The good news us that we’re seeing a learning curve in responding to disasters after the missteps of Hurricane Katrina in 2005 and Superstorm Sandy in 2012. Public agency screw-ups made Karina an even bigger disaster, but government seems to have its act together this time around. People are getting rescued, shelters are up and running, and state and federal resources are coordinated. We’re getting better at this, and will continue learning from the inevitable mistakes in the Harvey response.

We’re also learning that government can’t do everything. Every newscast shows ordinary folks rescuing people in boats, and volunteers distributing clothing and food at shelters. The Cajun Navy drove in from Louisiana. A brewery shifted production from beer to bottled water.

I wish they’d stop giving big storms innocuous human names. That’s unfair to the actual people whose parents named them Harvey, Sandy and Katrina. How about aggressive names like Godzilla, Kraken, Sasquatch or Chupacabra?

Environmentalists blame global warming, but eliminating fossil fuels and bankrolling the Paris Climate Accord won’t prevent the next storm and the one after that. Long-term efforts to reduce emissions need to continue, but mitigating severe weather is a more immediate priority.

One factor in the impact of natural disasters is poverty. Destructive storms in the U.S. destroy property but kill fewer people than in poor countries: 230,000 were killed in the 2004 Indian Ocean tsunami and 160,000 Haitians died in the 2010 earthquake. Closer to home, the poverty rate of 23% in New Orleans (and associated breakdown in local institutions) may have contributed to the death toll of 1,833 in Hurricane Katrina. Houston, with a poverty rate of 14.6%, looks like it will fare better.

Living in a place that has decent infrastructure, a functioning economy and a competent government makes people less vulnerable to severe weather. A storm probably will kill you in Bangladesh, but in Houston someone will rescue you.  And your cat, too.

Prosperity is important because we need to spend big bucks on infrastructure: coastal seawalls like the ones in the Netherlands, reservoirs and diversion channels in flood-prone areas like Houston. If the U.S. economy grows at an annual rate of 3% or better we can afford this. If we settle for the lower growth of the past eight years, we can’t.

We also need to re-think local development and growth policies. Paving over floodplain farms with subdivisions and shopping centers makes floods more severe. Federal flood insurance needs to be overhauled: not only to adequately compensate homeowners and small businesses, but also to eliminate perverse incentives to build and rebuild in vulnerable areas.

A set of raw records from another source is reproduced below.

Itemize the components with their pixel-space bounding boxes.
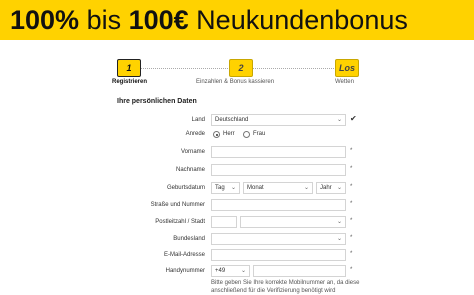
radio-herr-label: Herr <box>223 131 235 137</box>
mobile-prefix-select[interactable]: +49 ⌄ <box>211 265 250 277</box>
email-input[interactable] <box>211 249 346 261</box>
zip-city-label: Postleitzahl / Stadt <box>155 219 205 225</box>
promo-title: Neukundenbonus <box>188 5 408 35</box>
first-name-input[interactable] <box>211 146 346 158</box>
mobile-input[interactable] <box>253 265 346 277</box>
last-name-input[interactable] <box>211 164 346 176</box>
country-value: Deutschland <box>215 117 249 123</box>
chevron-down-icon: ⌄ <box>240 268 246 274</box>
mobile-prefix-value: +49 <box>215 268 226 274</box>
promo-connector: bis <box>79 5 129 35</box>
birth-month-value: Monat <box>247 185 264 191</box>
country-select[interactable]: Deutschland ⌄ <box>211 114 346 126</box>
chevron-down-icon: ⌄ <box>230 185 236 191</box>
promo-amount: 100€ <box>128 5 189 35</box>
birth-day-select[interactable]: Tag ⌄ <box>211 182 240 194</box>
step-1-label: Registrieren <box>112 79 148 85</box>
chevron-down-icon: ⌄ <box>336 219 342 225</box>
radio-frau-label: Frau <box>253 131 266 137</box>
chevron-down-icon: ⌄ <box>336 117 342 123</box>
state-label: Bundesland <box>173 236 205 242</box>
check-icon: ✔ <box>350 114 357 123</box>
city-select[interactable]: ⌄ <box>240 216 346 228</box>
required-marker: * <box>350 148 353 154</box>
required-marker: * <box>350 267 353 273</box>
required-marker: * <box>350 201 353 207</box>
required-marker: * <box>350 251 353 257</box>
zip-input[interactable] <box>211 216 237 228</box>
required-marker: * <box>350 235 353 241</box>
step-2-label: Einzahlen & Bonus kassieren <box>196 79 275 85</box>
first-name-label: Vorname <box>180 149 205 155</box>
birth-day-value: Tag <box>215 185 225 191</box>
birth-year-value: Jahr <box>320 185 332 191</box>
promo-percent: 100% <box>10 5 80 35</box>
email-label: E-Mail-Adresse <box>163 252 205 258</box>
promo-banner-text: 100% bis 100€ Neukundenbonus <box>10 3 408 37</box>
birth-month-select[interactable]: Monat ⌄ <box>243 182 313 194</box>
state-select[interactable]: ⌄ <box>211 233 346 245</box>
step-3-badge: Los <box>335 59 359 77</box>
step-3-label: Wetten <box>335 79 354 85</box>
required-marker: * <box>350 218 353 224</box>
section-title: Ihre persönlichen Daten <box>117 98 197 105</box>
country-label: Land <box>191 117 205 123</box>
required-marker: * <box>350 184 353 190</box>
last-name-label: Nachname <box>175 167 205 173</box>
mobile-label: Handynummer <box>165 268 205 274</box>
step-2-badge: 2 <box>229 59 253 77</box>
mobile-hint-text: Bitte geben Sie Ihre korrekte Mobilnumme… <box>211 279 359 295</box>
mobile-hint-line-1: Bitte geben Sie Ihre korrekte Mobilnumme… <box>211 280 360 286</box>
step-1-badge: 1 <box>117 59 141 77</box>
radio-frau[interactable] <box>243 131 250 138</box>
salutation-label: Anrede <box>185 131 205 137</box>
chevron-down-icon: ⌄ <box>336 236 342 242</box>
birth-year-select[interactable]: Jahr ⌄ <box>316 182 346 194</box>
radio-herr[interactable] <box>213 131 220 138</box>
chevron-down-icon: ⌄ <box>303 185 309 191</box>
promo-banner[interactable]: 100% bis 100€ Neukundenbonus <box>0 0 474 40</box>
chevron-down-icon: ⌄ <box>336 185 342 191</box>
street-input[interactable] <box>211 199 346 211</box>
required-marker: * <box>350 166 353 172</box>
birthdate-label: Geburtsdatum <box>166 185 205 191</box>
street-label: Straße und Nummer <box>150 202 205 208</box>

If a neighborhood gets flattened or flooded every few years, perhaps federal insurance should help residents relocate instead of rebuilding the place yet again. That’s how folks coped with climate change in the days before federal insurance. In Shawneetown, IL, for instance, residents moved the entire town a few miles inland after the Ohio River flood of 1937.

The most important lesson of Hurricane Harvey has nothing to do with government policy. What makes the TV coverage compelling is the spontaneous outpouring of support, compassion and courage: first responders in helicopters, neighbors in small boats and the shelter volunteer who just had to come and help. Contributions are pouring in and the entire nation is cheering them on.

So while pundits bemoan the nation’s divisive politics, the news cameras are revealing that Americans really can come together. For a while, anyway.